The McBournie Minute: It wasn’t Josh’s fault

As my dedicated readership well knows, if there is one thing I pride myself on, it is being a straight-up journalist. I am so certain of this conviction that I make it my life even outside of work. I am speaking, of course, about my addiction to Entertainment Tonight and like shows. Let’s face it, if it’s not on E!, I’m not aware of its existence.

This life I lead has brought me in contact with numerous famous people I now call my friends. So I was shocked to hear that my good friend Josh Duhamel, arguably the most famous person to come out of Minot, North Dakota, ran into some problems while waiting for his plane to take off last weekend. You know how it is–those nagging flight attendants insist on having you turn off your phone because of some alleged “FAA rules.”

Unsurprisingly, Josh has been getting a raw deal. So I offered him space here to set the record straight.
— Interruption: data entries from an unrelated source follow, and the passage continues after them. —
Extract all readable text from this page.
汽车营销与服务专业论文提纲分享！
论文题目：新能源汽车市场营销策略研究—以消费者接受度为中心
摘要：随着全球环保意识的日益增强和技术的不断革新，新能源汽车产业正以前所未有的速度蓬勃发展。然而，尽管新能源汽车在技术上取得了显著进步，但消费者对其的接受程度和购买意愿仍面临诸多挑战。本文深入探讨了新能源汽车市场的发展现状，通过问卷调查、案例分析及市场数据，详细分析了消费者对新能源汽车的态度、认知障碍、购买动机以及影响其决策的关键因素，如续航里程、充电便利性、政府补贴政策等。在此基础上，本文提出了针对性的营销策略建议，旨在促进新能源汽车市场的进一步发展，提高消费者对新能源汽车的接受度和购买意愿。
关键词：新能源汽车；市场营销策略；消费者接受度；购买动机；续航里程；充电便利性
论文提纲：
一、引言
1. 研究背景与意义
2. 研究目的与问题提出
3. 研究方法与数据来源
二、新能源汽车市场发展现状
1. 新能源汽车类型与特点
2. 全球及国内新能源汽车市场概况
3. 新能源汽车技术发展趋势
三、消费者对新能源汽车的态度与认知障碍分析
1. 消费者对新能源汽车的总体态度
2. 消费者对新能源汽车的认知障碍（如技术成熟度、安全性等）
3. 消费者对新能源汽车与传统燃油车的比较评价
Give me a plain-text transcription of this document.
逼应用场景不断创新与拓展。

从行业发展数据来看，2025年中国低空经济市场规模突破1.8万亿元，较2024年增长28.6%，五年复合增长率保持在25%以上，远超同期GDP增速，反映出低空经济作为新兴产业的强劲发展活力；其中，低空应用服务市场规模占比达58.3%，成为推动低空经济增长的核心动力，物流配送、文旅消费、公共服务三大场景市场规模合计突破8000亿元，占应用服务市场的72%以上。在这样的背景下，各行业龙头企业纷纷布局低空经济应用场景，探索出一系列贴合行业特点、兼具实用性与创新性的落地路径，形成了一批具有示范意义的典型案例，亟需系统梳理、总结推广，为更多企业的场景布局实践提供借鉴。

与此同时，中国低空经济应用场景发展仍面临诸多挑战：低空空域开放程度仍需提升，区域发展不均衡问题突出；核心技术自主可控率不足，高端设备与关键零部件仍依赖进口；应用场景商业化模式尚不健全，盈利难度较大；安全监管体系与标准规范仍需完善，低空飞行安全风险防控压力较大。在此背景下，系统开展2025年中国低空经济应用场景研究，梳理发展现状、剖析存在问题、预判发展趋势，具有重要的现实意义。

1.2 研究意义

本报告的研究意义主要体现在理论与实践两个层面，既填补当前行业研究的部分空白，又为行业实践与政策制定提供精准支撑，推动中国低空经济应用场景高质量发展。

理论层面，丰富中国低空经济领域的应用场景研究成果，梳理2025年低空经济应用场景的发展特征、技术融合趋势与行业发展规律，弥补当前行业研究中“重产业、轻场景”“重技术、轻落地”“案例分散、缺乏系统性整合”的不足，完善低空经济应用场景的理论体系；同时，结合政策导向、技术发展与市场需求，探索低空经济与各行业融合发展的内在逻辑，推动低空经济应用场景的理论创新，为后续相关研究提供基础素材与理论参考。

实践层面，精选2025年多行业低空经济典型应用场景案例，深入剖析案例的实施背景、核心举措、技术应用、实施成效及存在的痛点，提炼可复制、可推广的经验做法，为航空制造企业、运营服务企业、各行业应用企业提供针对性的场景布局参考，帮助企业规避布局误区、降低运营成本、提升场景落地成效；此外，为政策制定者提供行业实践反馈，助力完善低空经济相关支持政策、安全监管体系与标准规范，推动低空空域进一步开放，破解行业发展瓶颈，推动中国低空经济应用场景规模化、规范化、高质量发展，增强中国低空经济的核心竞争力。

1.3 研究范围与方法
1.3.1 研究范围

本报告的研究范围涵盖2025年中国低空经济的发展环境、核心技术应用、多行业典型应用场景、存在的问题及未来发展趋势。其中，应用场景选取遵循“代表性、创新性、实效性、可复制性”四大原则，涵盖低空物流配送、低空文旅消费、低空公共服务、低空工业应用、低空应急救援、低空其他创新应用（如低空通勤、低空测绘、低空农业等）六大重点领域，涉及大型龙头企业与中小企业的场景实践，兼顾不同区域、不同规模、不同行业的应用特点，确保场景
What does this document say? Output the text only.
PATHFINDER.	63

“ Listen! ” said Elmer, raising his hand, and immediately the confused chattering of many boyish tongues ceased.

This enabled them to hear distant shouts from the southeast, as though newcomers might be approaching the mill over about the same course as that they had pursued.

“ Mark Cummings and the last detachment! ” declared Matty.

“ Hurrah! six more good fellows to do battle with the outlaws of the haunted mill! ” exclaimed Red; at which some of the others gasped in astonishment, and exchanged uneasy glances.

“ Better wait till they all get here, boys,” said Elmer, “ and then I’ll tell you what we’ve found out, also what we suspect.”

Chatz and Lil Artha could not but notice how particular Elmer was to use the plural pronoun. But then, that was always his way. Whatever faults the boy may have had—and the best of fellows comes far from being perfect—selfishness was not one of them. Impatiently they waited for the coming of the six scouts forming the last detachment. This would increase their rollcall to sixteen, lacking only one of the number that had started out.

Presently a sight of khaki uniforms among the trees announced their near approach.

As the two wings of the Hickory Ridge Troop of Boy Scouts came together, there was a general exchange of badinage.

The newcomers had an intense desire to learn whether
Josh, take it away.

Dear Adoring Fans,

Hi, I’m Josh Duhamel, you may remember me from the Transformers movies, or even All My Children. Some of you may also know that I am married to Fergie. In fact, I can tell you this is entirely her fault.

You see, everyone thinks it’s some picnic being married to The Dutchess herself, but it isn’t. Do you have any idea how much false encouragement I have to give her, to reassure her of her talents? You can thank me for talking her out of doing another solo album, you’re welcome, world. Gavin Rossdale, you might want to take a hint here, buddy.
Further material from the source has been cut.